Friday, July 4, 2014

The Fourth of July and Chicken Fried Common Grace

by Justin Dillehay

Country music definitely has its flaws. As a case in point, witness the current travesty of so called "Truck Songs," which feature as their staple items: 1) a guy with a truck 2) a 'perty thang' sitting next to him 3) a river bank 4) alcohol of some sort 5) lame attempts at rapping.

So yes, country music has its flaws; especially at the moment. But it also retains certain virtues that other genres have long lost (if they ever had them). Amid all its truck-centered hedonism, you can still find songs touting sane views of manhood and womanhood, the natural family, and love for one's country, much of which you would never hear on pop radio.

As you would expect, it's the patriotic element in country music that occasions this Fourth of July post.

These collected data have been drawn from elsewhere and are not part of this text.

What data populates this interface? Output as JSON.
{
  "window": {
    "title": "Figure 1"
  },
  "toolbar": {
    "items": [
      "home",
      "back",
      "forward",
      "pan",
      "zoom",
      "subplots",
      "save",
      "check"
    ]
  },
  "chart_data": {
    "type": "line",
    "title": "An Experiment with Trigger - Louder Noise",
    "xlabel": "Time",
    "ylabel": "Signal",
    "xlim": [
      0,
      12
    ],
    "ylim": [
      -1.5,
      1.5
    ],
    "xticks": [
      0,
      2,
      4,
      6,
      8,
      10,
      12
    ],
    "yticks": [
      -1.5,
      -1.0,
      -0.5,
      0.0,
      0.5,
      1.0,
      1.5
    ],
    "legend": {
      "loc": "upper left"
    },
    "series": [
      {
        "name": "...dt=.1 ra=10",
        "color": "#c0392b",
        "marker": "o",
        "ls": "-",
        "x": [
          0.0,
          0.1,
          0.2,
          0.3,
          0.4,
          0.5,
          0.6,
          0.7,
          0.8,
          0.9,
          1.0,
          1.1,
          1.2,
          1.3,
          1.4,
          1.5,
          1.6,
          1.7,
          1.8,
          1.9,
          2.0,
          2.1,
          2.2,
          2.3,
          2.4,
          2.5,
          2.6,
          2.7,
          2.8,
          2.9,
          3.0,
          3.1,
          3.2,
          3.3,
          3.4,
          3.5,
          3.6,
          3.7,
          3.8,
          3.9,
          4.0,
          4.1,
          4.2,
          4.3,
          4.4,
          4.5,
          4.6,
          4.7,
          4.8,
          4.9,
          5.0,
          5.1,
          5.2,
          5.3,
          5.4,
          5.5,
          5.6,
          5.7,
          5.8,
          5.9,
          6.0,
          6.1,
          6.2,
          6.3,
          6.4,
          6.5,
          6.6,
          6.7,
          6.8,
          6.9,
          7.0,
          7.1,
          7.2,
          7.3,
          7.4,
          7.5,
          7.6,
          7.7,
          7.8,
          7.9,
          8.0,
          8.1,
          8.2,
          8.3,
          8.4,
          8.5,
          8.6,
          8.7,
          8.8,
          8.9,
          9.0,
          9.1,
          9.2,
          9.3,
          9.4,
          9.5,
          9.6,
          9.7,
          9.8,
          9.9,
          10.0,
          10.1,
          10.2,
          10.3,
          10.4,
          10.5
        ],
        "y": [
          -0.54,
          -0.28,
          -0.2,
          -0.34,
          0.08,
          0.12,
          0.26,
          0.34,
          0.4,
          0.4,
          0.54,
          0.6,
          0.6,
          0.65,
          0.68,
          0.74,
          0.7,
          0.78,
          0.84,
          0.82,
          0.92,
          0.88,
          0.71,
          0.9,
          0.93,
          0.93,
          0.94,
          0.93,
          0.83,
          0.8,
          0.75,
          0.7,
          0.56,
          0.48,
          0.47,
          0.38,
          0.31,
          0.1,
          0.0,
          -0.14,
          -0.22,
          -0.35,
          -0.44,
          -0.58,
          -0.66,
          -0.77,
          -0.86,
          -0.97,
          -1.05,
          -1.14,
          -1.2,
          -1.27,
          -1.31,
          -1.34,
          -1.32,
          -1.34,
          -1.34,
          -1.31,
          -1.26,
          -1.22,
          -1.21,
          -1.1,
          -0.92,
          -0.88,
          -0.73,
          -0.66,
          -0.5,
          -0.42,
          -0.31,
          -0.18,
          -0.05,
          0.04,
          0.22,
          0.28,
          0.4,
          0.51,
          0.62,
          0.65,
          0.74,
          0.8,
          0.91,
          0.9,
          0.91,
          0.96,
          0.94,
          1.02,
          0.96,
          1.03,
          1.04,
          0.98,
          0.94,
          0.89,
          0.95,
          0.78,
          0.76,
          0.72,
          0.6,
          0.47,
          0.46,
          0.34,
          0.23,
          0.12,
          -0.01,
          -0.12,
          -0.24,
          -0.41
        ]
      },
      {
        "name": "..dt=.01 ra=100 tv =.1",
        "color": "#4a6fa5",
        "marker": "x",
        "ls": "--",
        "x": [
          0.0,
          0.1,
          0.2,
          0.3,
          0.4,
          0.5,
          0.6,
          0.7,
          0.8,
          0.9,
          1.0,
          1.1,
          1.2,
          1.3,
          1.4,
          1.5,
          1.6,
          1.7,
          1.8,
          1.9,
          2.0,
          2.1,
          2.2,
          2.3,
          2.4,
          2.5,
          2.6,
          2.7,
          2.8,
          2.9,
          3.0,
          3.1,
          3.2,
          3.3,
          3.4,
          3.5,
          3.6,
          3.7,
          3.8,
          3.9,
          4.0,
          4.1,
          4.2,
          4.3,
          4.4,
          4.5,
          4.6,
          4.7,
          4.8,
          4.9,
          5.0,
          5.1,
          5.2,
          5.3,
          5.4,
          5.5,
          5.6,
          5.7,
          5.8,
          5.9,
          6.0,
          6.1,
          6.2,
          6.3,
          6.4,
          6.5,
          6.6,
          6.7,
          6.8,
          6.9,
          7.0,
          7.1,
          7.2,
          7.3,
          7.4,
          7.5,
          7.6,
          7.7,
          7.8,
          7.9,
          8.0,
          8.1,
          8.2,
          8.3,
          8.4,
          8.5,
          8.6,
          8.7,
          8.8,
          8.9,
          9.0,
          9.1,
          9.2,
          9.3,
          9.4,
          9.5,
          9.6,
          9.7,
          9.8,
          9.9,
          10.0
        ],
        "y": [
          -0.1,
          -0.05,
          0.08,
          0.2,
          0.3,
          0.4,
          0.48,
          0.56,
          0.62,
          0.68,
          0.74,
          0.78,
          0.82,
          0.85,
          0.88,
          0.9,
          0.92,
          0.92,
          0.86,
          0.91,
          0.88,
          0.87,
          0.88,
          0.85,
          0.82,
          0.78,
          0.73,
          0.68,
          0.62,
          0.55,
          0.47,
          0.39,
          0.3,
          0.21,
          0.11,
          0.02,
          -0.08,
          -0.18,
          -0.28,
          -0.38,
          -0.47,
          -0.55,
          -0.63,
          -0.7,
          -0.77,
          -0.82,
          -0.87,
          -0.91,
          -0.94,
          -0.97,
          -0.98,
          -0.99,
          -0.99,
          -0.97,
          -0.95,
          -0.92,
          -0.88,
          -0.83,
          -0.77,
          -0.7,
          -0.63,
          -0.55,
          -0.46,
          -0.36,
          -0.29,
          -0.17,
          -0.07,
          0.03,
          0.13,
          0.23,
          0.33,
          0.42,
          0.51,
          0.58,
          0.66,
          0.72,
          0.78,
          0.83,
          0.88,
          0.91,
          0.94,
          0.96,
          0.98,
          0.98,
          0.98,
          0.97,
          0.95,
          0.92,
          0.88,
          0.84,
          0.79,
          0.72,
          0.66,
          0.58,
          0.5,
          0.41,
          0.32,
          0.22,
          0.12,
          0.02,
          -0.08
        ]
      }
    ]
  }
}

About a year ago, my wife Tilly and I were driving down the road, and I decided to introduce her to "Chicken Fried," the debut single from the Zac Brown Band. If you haven't heard it, click on the link and listen to it. Seeing the lyrics will help you appreciate this post.

"Chicken Fried" is what I would call an ode to the good things in life. The simple blessings that make life pleasant: chicken fried, cold beer on a Friday night, a pair of jeans that fit just right, the sunrise, sweet tea, pecan pie, the love in your wife's eyes, the touch of a precious child, a mother's love, etc.

All good things. Tilly may have thought the song a little cheesy, but she agreed that all of these things were among life's little blessings.

But what really drew her laughter was the final verse. After a nifty instrumental bridge, Brown finally reaches this lyrical climax:
I thank God for my life
For the stars and stripes
May freedom forever fly
Let it ring
Salute the ones who died [cue military drums at this point]
The ones who give their lives
So we don't have to sacrifice
All the things we love...like our chicken fried...
She chuckled at this stock-patriotism because it seemed totally out of left field. Fried chicken, cute babies, sweet tea, and patriotism??? Is Zac Brown not simply pulling a David Allen Coe and trying to load every country music stereotype into one song?

But as I told her at the time, she was wrong to scoff.

Here's why.

Whether you think Brown's lyrics particularly poetic or not, his basic point is solid. And it's this:

Freedom to enjoy life's little blessings doesn't grow in a vacuum. It doesn't emerge naturally like the air that we breathe. Instead, it is blood-bought. 

In a fallen world filled with fallen people, we need not ask "Why is there war and injustice?" Such things come with the territory. We should instead ask, "What makes for peace and justice?"

We know why people want to enjoy fried chicken and quiet evenings: because these are good things. But that doesn't necessarily mean they'll be able to. Just ask the millions of people who lived in Mao's China and Stalin's Russia.

Peace and justice don't just happen. They are the fruit of a civil government restraining evil and pursuing the common good, and of soldiers willing to give their lives to maintain a just peace. Here's how C.S. Lewis put it:
The secular community, since it exists for our natural good, has no higher end than to facilitate and to safeguard the family, and friendship, and solitude...As long as we are thinking only of natural values, we must say that the sun looks down on nothing half so good as a household laughing together over a meal, or two friends talking over a pint of beer, or a man alone reading a book that interests him...All economies, politics, laws, armies, and institutions are a mere plowing the sand and sowing the ocean...save insofar as they prolong and multiply such scenes.
According to C.S. Lewis, that's why governments and armies exist: so that a family can laugh together over a meal ("a little bit of chicken fried"); so that two friends can talk peacefully over a pint of beer ("a cold beer on a Friday night"); and so that a man can sit alone and enjoy a book ("and the radio up"--OK, this parallel is a bit of a stretch, but you get the point).

And according to Zac Brown, good governments and armies are the reason we can enjoy all those things. (Conversely, bad governments and armies are often what keep whole societies from enjoying those things.)

All this stems from a good God's blessing--what theologians call God's 'common grace.' God loves it when his creation is lawfully enjoyed (Deut. 14:23-26), but there are a million wicked things (including ourselves) that will keep us from such enjoyment. This is why God ordained government--to praise good, punish evil, and promote human flourishing.

Failing to see this will only make us spoiled and ungrateful. And at the end of the day that's really all that being patriotic means--being grateful. Recognizing that multitudes of others both dead and living have made it possible for you to eat your 'chicken fried' in peace.

So as you gather with your families and eat your pecan pie and drink your beer this Fourth of July weekend, eat and drink with grateful hearts. Remember who has made this possible. Give honor to whom honor is due. And praise God for chicken fried common grace.


1 comment:

  1. I'm so grateful that God is an American. I am so grateful that I happen to have been born into the right set of latitudes and longitudes to ensure that I will be especially blessed by a divine being, who will support my standard of living no matter HOW much I consume. My belly full of fried chicken is pleasing unto God, so much so that He will ordain any number of resource wars to ensure that it may be ever-full. Amen and amen.